GPU jobs are pretty simple to run too: just ask for a gpu and request the gpu queue.
It is good practice to output useful information such as the date and duration of the job, etc to stdout. See e.g. variables.

Additional thoughts on the HPC

When you logon, each time you get a new session. This can be annoying. There is a tool called screen (and another called tmux) that allows you to keep many terminals running.
- You will need to choose a single server node to log on to.
- screen takes some getting used to.
- My setup is .screenrc, which you put into $HOME/.screenrc (as it says in the header of the file.)

Bluecrystal Keras and Tensorflow

To get a version of anaconda that works with Tensorflow on BlueCrystal Phase4:
```
module load languages/anaconda2/5.3.1.tensorflow-1.12
```
Or on BluePebble:
```
module load lang/python/anaconda/3.9.7-2021.12-tensorflow.2.7.0
```
You can add this to your .bashrc file so that this is always loaded for you.

To install tensorflow and all dependencies, we need to make a conda environment for it. Note that you need to do these commands separately as some require interactive confirmation.

conda init ## Required to make conda happy on the nodes
conda create -y -n tf-env
conda activate tf-env
conda install tensorflow keras ipython pandas scikit-learn
 ## NB By default there is no interactive python!
  ## You can install anything else and it will be placed in the appropriate place by conda

You will then need to write a script that will complete your desired task. However, note that bluecrystal phase 4 or bluepebble are most easily configurable to run Tensorflow GPU jobs.

You can do this interactively by using srun -i as noted in my HPC notes; see the GPU Jobs documentation.
For an interactive testing environment with one core for one hour:srun --nodes=1 --ntasks-per-node=1 --time=01:00:00 --pty bash -i).
To request an interactive session with 16 cores for 60 hours: srun --nodes=1 --ntasks-per-node=16 --time=60:00:00 --pty bash -i .
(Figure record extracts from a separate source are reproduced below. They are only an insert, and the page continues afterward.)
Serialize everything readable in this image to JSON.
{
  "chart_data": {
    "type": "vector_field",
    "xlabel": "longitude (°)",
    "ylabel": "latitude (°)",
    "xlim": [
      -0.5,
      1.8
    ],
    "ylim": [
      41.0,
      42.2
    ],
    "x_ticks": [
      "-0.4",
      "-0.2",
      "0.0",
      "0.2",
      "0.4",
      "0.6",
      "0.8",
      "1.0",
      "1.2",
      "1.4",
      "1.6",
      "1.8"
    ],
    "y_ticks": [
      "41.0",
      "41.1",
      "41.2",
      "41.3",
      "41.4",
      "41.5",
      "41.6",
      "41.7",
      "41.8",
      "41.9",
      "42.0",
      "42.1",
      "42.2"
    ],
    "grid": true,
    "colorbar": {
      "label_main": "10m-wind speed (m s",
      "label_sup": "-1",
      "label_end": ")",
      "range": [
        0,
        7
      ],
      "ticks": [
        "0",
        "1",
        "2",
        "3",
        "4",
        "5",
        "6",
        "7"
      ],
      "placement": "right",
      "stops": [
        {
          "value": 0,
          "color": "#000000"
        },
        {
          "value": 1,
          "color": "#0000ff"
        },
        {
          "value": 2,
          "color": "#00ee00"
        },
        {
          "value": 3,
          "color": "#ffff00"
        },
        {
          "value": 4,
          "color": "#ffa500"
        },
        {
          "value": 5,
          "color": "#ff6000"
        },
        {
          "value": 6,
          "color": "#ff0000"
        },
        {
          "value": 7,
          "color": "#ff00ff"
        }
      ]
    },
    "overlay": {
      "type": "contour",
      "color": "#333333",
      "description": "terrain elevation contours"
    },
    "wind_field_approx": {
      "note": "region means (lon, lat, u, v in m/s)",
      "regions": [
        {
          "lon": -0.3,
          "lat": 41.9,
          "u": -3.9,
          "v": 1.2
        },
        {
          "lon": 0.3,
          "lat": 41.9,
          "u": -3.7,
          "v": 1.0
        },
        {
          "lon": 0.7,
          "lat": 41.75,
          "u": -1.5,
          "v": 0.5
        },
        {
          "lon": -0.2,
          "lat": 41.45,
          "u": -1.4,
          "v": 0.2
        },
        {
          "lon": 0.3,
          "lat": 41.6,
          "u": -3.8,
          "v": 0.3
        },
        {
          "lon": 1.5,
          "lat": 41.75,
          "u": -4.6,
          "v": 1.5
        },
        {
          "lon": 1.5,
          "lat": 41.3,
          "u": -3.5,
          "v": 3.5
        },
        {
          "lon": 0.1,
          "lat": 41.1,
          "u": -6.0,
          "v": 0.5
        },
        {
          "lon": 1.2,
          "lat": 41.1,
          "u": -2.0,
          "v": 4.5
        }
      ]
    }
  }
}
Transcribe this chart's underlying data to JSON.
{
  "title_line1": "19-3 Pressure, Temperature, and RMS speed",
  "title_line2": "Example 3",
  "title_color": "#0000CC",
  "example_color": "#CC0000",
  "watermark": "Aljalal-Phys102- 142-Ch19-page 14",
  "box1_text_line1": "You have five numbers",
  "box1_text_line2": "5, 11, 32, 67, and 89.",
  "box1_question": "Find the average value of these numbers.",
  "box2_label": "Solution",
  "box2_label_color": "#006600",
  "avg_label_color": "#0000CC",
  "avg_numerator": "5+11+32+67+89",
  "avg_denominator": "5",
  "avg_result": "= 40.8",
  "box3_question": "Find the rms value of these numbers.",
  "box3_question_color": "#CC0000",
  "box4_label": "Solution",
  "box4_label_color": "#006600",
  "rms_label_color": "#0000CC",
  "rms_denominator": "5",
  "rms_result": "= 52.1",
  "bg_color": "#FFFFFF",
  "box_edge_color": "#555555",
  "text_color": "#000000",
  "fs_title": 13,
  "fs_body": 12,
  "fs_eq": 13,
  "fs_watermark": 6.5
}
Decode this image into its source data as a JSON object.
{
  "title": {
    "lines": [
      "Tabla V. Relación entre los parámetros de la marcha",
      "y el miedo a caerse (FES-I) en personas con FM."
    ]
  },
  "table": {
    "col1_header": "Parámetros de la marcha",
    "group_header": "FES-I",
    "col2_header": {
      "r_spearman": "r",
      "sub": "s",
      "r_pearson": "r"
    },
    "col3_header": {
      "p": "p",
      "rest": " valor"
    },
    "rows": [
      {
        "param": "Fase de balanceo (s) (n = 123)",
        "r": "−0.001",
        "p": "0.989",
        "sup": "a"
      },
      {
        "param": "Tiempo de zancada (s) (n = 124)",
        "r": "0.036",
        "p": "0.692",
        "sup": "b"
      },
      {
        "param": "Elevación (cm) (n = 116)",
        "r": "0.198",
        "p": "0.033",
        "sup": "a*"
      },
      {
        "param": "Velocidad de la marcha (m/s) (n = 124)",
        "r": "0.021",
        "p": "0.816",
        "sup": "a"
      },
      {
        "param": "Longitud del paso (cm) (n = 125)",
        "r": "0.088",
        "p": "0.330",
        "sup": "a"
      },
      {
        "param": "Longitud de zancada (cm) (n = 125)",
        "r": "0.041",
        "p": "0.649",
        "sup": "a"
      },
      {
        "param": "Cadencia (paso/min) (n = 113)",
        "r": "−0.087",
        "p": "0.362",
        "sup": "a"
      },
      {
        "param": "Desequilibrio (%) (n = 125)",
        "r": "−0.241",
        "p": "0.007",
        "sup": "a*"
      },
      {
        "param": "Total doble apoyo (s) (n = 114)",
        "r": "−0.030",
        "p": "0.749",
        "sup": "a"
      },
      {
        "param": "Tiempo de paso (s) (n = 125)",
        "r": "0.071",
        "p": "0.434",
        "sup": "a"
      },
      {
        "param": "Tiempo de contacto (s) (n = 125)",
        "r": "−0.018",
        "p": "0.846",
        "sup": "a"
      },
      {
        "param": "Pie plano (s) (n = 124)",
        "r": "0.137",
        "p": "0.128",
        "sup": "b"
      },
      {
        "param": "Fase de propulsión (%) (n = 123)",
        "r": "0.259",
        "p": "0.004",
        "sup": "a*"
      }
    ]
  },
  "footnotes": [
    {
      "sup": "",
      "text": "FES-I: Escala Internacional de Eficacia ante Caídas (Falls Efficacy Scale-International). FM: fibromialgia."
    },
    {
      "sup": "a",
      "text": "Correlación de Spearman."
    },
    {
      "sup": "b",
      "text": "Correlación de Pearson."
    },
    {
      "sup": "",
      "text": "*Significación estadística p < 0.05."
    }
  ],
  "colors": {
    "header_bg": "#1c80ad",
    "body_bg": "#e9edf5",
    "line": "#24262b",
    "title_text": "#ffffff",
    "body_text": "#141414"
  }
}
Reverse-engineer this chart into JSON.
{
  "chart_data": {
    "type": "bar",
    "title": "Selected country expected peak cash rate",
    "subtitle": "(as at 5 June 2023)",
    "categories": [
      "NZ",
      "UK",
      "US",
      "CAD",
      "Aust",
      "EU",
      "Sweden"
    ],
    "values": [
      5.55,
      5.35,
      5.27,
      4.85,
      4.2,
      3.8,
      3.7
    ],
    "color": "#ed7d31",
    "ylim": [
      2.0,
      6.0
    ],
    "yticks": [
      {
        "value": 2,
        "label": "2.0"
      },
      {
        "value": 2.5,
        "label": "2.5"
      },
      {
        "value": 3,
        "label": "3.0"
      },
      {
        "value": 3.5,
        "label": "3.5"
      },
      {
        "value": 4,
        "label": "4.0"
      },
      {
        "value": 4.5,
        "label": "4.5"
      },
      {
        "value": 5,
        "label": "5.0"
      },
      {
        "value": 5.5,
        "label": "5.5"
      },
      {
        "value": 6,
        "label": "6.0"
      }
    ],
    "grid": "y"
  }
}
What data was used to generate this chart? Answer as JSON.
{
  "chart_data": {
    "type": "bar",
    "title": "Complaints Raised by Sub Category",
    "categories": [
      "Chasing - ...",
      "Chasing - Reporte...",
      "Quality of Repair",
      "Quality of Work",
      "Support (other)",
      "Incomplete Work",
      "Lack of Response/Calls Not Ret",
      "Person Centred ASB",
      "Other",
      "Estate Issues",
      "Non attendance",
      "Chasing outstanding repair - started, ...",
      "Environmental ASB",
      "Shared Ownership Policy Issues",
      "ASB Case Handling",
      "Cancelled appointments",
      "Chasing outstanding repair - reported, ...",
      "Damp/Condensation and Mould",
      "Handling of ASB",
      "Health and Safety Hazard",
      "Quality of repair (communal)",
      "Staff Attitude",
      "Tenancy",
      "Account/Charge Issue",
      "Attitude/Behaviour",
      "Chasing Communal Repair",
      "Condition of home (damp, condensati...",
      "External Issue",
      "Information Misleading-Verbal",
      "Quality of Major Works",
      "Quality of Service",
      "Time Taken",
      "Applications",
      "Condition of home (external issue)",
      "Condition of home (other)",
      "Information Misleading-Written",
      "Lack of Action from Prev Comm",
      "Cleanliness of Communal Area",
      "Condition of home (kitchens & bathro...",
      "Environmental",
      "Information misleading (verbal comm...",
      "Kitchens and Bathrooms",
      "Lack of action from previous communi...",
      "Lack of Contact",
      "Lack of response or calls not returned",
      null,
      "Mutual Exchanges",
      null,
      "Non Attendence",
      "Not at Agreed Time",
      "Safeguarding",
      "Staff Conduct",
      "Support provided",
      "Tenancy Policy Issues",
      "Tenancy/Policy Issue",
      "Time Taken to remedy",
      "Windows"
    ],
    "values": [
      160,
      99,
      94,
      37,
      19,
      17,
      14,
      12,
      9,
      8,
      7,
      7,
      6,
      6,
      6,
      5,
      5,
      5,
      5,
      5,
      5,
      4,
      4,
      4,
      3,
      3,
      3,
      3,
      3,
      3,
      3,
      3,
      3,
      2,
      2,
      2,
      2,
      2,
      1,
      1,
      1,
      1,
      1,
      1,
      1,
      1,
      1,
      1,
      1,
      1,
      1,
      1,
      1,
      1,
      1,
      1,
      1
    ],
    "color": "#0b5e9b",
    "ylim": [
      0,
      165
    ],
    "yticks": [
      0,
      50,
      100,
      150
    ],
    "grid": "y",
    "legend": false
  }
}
In my interactive session, the following got things working:

conda init ## Required to make conda happy on the nodes
source ~/.bashrc ## Required to load what conda init just did
conda activate tf-env ## Gets us into our GPU environment
ipython3

I was then able to run ipython interactively on the compute node:

from keras.models import Sequential
from keras.layers import Dense
import numpy as np
np.random.seed(7)
import requests
url = 'https://raw.githubusercontent.com/jbrownlee/Datasets/master/pima-indians-diabetes.data.csv?raw=true'
r = requests.get(url, allow_redirects=True)
open('pima-indians-diabetes.data.csv', 'wb').write(r.content)
dataset = np.loadtxt("pima-indians-diabetes.data.csv", delimiter=",")
X = dataset[:,0:8]
Y = dataset[:,8]
  # create model
model = Sequential()
model.add(Dense(12, input_dim=8, activation='relu'))
model.add(Dense(8, activation='relu'))
model.add(Dense(1, activation='sigmoid'))
model.compile(loss='binary_crossentropy', optimizer='adam', metrics=['accuracy'])
model.fit(X, Y, epochs=150, batch_size=10)

Remember that to exit this environment you use conda deactivate.
You can even configure jupyter notebook to allow you to access it remotely, but this is non-trivial.

Some further thoughts on conda:
- If you followed the instructions above, the environment content was placed in ~/.conda/envs/tf-env. You can set this manually.
- We can ensure that we all get the same environment by creating a file that describes it completely.
```
conda env export > tf-env.yml
```
- This can be passed into conda create using conda create -f tf-env.yml
- You can easily run the provided python script as a job, which is the recommended way to get large runs done.